How do I grep this nmap scan?

Sedulous picture Sedulous · Jan 25, 2014 · Viewed 17.4k times · Source

I'm using nmap to scan for SSH enabled servers. This is what nmap outputs from the scan:

SSH disabled server example:

Nmap scan report for 70.0.0.109.rev.sfr.net (109.0.0.70)
Host is up (0.15s latency).
PORT   STATE  SERVICE
22/tcp closed ssh

SSH Enabled server example:

Nmap scan report for 255.0.0.109.rev.sfr.net (109.0.0.255)
Host is up (0.12s latency).
PORT   STATE    SERVICE
22/tcp filtered ssh

I want to use grep to export all of the SSH enabled servers into a file. The file will only contain the IP addresses of the SSH enabled servers.

For example:

1.1.1.1
2.2.2.2
3.3.3.3
4.4.4.4
5.5.5.5

I couldn't find the grep command that will do this. I just need to export the SSH enabled IP addresses to a file using grep (or any other Linux command for that matter).

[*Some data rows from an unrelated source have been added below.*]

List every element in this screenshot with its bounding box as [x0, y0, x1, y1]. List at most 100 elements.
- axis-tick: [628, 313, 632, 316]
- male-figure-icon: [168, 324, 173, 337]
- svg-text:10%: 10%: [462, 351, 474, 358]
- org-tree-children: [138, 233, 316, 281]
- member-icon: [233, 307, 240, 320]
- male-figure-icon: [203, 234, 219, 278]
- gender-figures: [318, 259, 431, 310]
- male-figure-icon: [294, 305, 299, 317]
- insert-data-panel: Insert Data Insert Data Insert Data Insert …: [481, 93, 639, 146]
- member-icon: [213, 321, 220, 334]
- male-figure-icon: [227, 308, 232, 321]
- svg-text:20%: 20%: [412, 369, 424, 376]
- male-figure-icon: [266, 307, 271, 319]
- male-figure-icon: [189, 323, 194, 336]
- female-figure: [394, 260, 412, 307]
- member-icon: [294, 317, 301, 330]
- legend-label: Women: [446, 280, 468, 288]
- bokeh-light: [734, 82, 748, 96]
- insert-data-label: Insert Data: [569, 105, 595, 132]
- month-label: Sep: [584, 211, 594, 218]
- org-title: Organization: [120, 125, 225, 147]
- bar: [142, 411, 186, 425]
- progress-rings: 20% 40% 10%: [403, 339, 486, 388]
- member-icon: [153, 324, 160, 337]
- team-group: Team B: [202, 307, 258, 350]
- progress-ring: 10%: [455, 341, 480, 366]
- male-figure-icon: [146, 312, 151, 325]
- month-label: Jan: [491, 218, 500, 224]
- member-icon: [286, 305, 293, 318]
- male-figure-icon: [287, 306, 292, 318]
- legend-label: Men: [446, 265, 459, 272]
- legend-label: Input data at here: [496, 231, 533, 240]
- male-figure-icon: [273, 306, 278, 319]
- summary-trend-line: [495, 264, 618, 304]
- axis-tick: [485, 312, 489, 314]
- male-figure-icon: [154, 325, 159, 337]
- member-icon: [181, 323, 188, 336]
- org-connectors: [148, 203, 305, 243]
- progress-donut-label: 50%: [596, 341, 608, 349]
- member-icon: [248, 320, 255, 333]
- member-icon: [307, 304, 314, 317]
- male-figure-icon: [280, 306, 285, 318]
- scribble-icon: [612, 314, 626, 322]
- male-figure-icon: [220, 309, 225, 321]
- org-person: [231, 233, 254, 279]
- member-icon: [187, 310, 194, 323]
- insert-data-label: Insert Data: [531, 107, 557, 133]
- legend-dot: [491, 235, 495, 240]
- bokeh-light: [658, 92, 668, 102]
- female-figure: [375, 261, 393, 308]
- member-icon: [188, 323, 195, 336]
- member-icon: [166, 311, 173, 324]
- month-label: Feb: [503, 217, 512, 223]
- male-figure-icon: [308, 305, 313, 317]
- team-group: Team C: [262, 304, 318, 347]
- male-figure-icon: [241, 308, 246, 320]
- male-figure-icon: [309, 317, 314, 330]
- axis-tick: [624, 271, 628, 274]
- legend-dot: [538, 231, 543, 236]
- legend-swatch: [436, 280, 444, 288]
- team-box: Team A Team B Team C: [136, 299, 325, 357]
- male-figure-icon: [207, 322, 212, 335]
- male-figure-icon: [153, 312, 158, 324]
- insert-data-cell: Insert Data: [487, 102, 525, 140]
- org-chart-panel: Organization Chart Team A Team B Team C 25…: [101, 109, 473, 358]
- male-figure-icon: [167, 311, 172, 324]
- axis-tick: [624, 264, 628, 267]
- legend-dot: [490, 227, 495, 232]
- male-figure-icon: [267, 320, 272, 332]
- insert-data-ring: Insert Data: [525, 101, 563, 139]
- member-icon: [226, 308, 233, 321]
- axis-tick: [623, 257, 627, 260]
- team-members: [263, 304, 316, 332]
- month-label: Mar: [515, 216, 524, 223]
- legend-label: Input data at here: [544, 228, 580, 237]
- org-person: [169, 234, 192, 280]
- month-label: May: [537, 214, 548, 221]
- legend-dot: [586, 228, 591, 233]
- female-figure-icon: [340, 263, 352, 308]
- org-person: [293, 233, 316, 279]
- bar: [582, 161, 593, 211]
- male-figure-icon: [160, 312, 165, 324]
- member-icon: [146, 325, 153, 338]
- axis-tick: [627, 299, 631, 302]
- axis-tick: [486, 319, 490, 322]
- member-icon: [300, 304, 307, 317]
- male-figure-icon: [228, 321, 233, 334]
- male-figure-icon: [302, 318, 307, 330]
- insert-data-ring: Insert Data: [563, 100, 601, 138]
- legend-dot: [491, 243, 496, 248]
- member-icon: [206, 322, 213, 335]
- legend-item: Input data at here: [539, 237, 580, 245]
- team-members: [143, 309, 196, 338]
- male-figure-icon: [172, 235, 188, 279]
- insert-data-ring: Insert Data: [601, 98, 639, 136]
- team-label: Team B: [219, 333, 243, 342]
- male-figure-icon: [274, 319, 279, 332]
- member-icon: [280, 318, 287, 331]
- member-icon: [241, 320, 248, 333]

Thanks, all help is appreciated. (By the way, I'm reading this nmap scan from a file)

Answer

larsks picture larsks · Jan 26, 2014

First, you probably want to spend some time with the nmap man page, which will show you useful options like the -oG option, which produces "greppable output". For example, when run on my home network, like this:

$ nmap -p 22 -oG - 192.168.1.0/24

I get output like this:

Host: 192.168.1.1 (gw.house)    Status: Up
Host: 192.168.1.1 (gw.house)    Ports: 22/closed/tcp//ssh///
Host: 192.168.1.3 ()    Status: Up
Host: 192.168.1.3 ()    Ports: 22/closed/tcp//ssh///
Host: 192.168.1.20 (fileserver.house)   Status: Up
Host: 192.168.1.20 (fileserver.house)   Ports: 22/open/tcp//ssh///
Host: 192.168.1.29 ()   Status: Up
Host: 192.168.1.29 ()   Ports: 22/closed/tcp//ssh///
Host: 192.168.1.52 (laptop.house)   Status: Up
Host: 192.168.1.52 (laptop.house)   Ports: 22/open/tcp//ssh///

If I want a list of ip addresses with port 22 open, I can just run:

$ nmap -p 22 -oG - 192.168.1.24 | grep 22/open

Which would get me:

Host: 192.168.1.20 (arcadia.house)  Ports: 22/open/tcp//ssh///
Host: 192.168.1.52 (lkellogg-pk115wp.house) Ports: 22/open/tcp//ssh///

And if I wanted just the ip address, I would use awk:

$ nmap -p 22 -oG - 192.168.1.24 | awk '/22\/open/ {print $2}'

Which would get me:

192.168.1.20
192.168.1.52

...which is I think what you are looking for.